一般而言,古典音乐界人士总是对政治避而不谈。虽然也有像莱纳德·伯恩斯坦和政治激进的时髦人士,但总体上古典乐界还是倾向于抱守“音乐高于政治”的幻觉,坚称音乐是形式纯洁,精神脱俗的。在本周的杂志里,我采访了Joyce DiDonato,一位生于堪萨斯的女中音歌唱家,一个对古典音乐界的这一趋势说“不”的人。两年前,她曾声讨过取消政府对艺术资助的堪萨斯州州长Sam Brownback(后来艺术资助部分恢复,很大程度上归功于此)。今年夏天,DiDonato又公开反对俄罗斯新出台的反同性恋宣传法案,并在伦敦逍遥音乐会的终场之夜上(Last Night of the Proms)为受到法案影响和暴力威胁的人们献唱一曲《飞越彩虹》(Over the Rainbow)。在采访中她还告诉我,她已经拒绝了莫斯科新剧院发出的邀请,以示对普京于六月签署的反同法案的抗议。她也曾犹豫过,深知自己的国家也并非事事完美的道德标杆,但最后她还是无法说服自己前往俄罗斯。她在博客上写道:“我不喜欢缄默。”

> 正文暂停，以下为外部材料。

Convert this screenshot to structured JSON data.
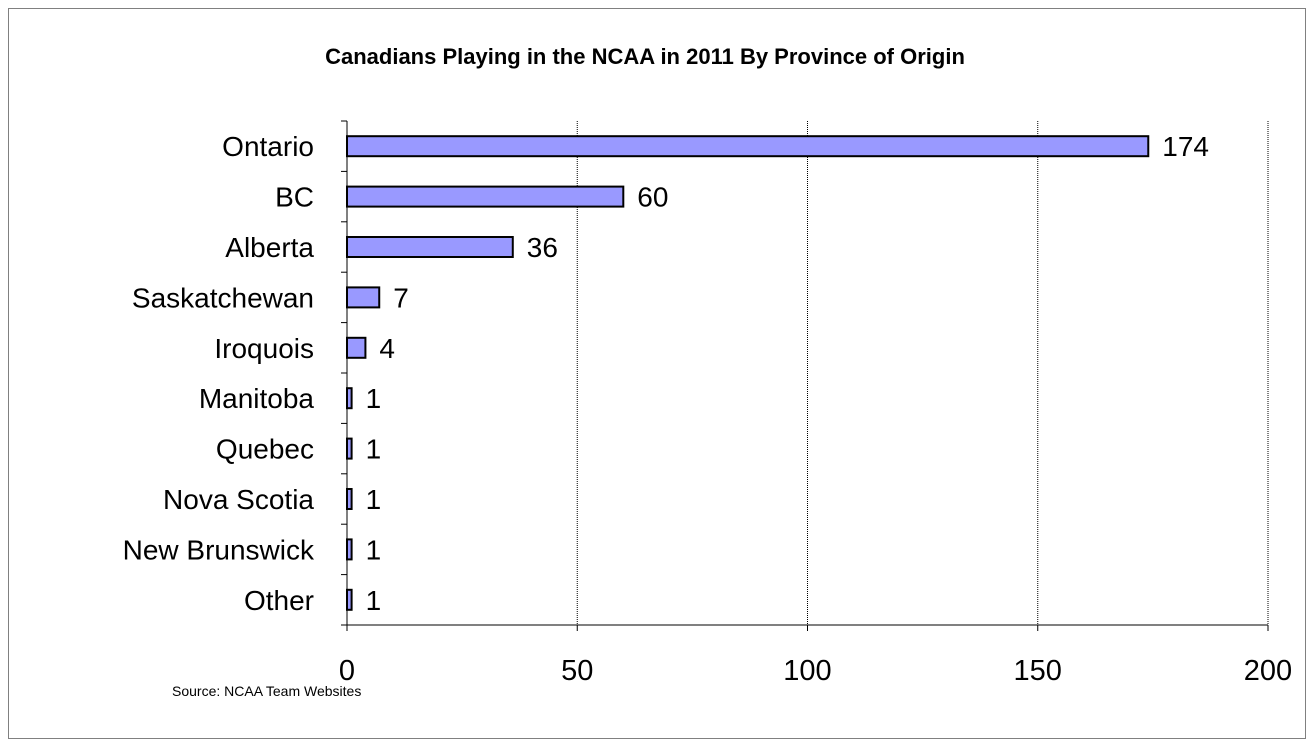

俄罗斯反同法案罕有地在古典乐圈掀起了不小的波澜。本周的专栏内我提到,由于其主创人员 Valery Gergiev 和Anna Netrobko 与普京的密切关系,《叶甫盖尼·奥涅金》在大都会歌剧院的首演遭遇了人群的强烈抗议。而接下来,Gergiev 还要在卡耐基音乐厅连开三场纯俄罗斯音乐会,我们有的是时间和机会可以慢慢咀嚼这位指挥家与政治的纠缠了。

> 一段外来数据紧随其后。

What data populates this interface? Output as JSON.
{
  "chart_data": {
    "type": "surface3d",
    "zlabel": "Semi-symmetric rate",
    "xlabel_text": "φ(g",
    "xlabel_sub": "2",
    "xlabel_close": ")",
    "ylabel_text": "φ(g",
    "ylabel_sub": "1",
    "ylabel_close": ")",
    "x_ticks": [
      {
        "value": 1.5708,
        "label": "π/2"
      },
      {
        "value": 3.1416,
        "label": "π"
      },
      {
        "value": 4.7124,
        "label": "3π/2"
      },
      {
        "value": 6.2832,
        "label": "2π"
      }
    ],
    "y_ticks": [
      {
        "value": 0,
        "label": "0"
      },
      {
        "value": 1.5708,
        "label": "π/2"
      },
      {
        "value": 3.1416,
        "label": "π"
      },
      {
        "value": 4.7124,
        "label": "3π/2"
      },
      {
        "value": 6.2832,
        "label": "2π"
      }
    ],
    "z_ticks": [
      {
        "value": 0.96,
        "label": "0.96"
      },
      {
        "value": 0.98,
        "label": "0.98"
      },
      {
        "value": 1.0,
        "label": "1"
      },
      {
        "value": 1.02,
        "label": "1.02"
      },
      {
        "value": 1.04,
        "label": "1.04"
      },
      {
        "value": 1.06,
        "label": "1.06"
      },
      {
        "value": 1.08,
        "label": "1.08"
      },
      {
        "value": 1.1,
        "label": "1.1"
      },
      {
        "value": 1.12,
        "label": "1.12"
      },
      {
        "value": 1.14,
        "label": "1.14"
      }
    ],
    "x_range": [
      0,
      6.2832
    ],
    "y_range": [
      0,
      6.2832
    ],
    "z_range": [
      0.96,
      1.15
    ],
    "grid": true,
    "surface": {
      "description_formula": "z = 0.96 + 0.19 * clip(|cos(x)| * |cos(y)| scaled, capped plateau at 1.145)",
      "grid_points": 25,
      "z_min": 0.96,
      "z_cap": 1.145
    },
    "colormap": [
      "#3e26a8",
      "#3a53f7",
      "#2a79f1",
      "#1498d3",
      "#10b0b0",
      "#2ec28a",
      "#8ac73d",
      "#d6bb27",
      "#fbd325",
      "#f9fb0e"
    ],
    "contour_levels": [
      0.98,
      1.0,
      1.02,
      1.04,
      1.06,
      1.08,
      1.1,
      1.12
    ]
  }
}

萦绕在逍遥音乐会终场之夜的还不仅仅是同性恋问题。这一广受喜爱的年度音乐盛事向来有着狂热爱国和集体站队的传统。Marin Alsop 受到特别关注,本身就说明了顶尖指挥家中女性人数的严重不足。在119年的逍遥音乐节历史上,这是第一次由女性担任终场之夜的指挥。问题并不是因为女性指挥人数少——记者、博主 Jessica Duchen 曾经列出了将近一百人的名单——而是因为阻碍她们上升的厚厚的“玻璃天花板”。担任巴尔的摩交响乐团和圣保罗交响乐团音乐总监的Alsop是为数不多的打碎天花板、达到行业顶尖的女性之一。Alsop对人群说,“我很讶异,已经2013年了,居然还有女性第一次涉足的事情。”

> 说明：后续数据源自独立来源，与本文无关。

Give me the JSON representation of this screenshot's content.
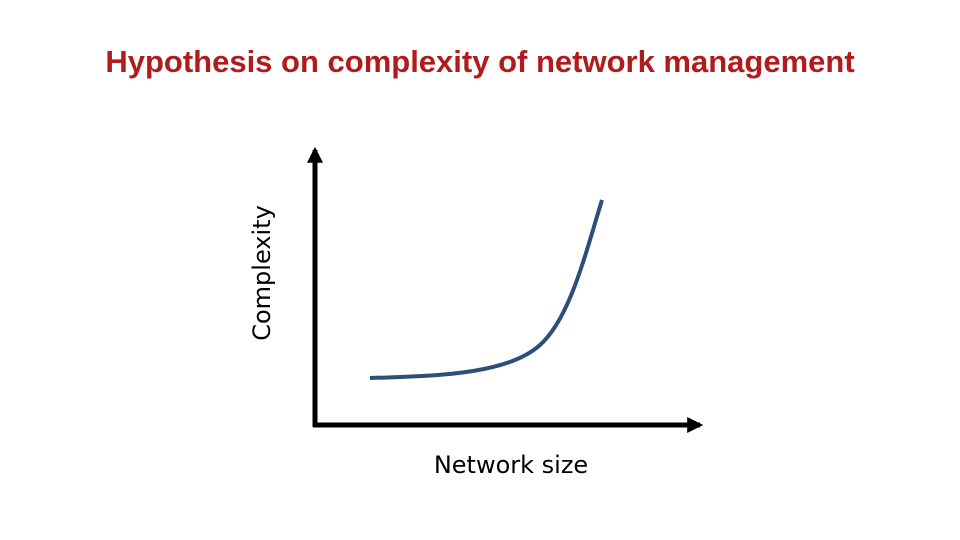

在2008年的一篇关于Alsop的专栏文章内我写道:“问题不在于厌女症在音乐圈的猖獗,而是古典音乐界抗拒一切新鲜事物的习惯——无论是女性指挥,美国指挥,年轻指挥,新古典乐,1900年后的音乐会着装样式,还是非米黄色的音乐厅配色方案,他们通通无法接受。”但我还是低估了他们的顽固程度。就在Alsop在逍遥音乐会亮相前不久,生于俄罗斯的年轻指挥家、担任利物浦皇家爱乐乐团和奥斯陆爱乐乐团音乐总监的 Vasily Petrenko 宣称,乐团在男性指挥领导下“表现更出色”,因为“指挥台上的漂亮女孩会让人分心”。讽刺的是,Petrenko 本人的营销噱头就是其英俊的长相。随后,他发出道歉,并且声称:“我的本意是描述我的祖国的现状,是俄罗斯人对女性指挥的看法。”
好吧,这话也不是毫无依据。最近,我看到了一则俄罗斯《独立报》于去年对Yuri Temirkanov 进行的采访。Temirkanov长期担任圣彼得堡爱乐乐团的音乐总监,并且碰巧是Alsop在巴尔的摩交响乐团的前任。他是俄罗斯音乐界的大人物,先后担任 Gergiev 和 Petrenko 的导师。采访者是活跃在巴黎的钢琴家、作曲家 Elena Gantchikova 。她对Temirkanov步步逼问的行为非常值得肯定。一位说俄语的朋友提供了以下翻译:
问:在你看来,女性能当指挥吗?
答:我觉得不能。
问:为什么?
答:我不知道是上帝的意愿还是自然的意志,女人能生孩子而男人不能。人人接受这个现实,没人觉得受到了冒犯。但如果你说女人不能当指挥,人人都会不满。在被问到“你最喜欢的女性美德是什么”时,马克思回答说“软弱”。我完全同意。女人应该美丽,可爱,迷人,这才是最重要的。乐手们一看到女指挥,就会分心的!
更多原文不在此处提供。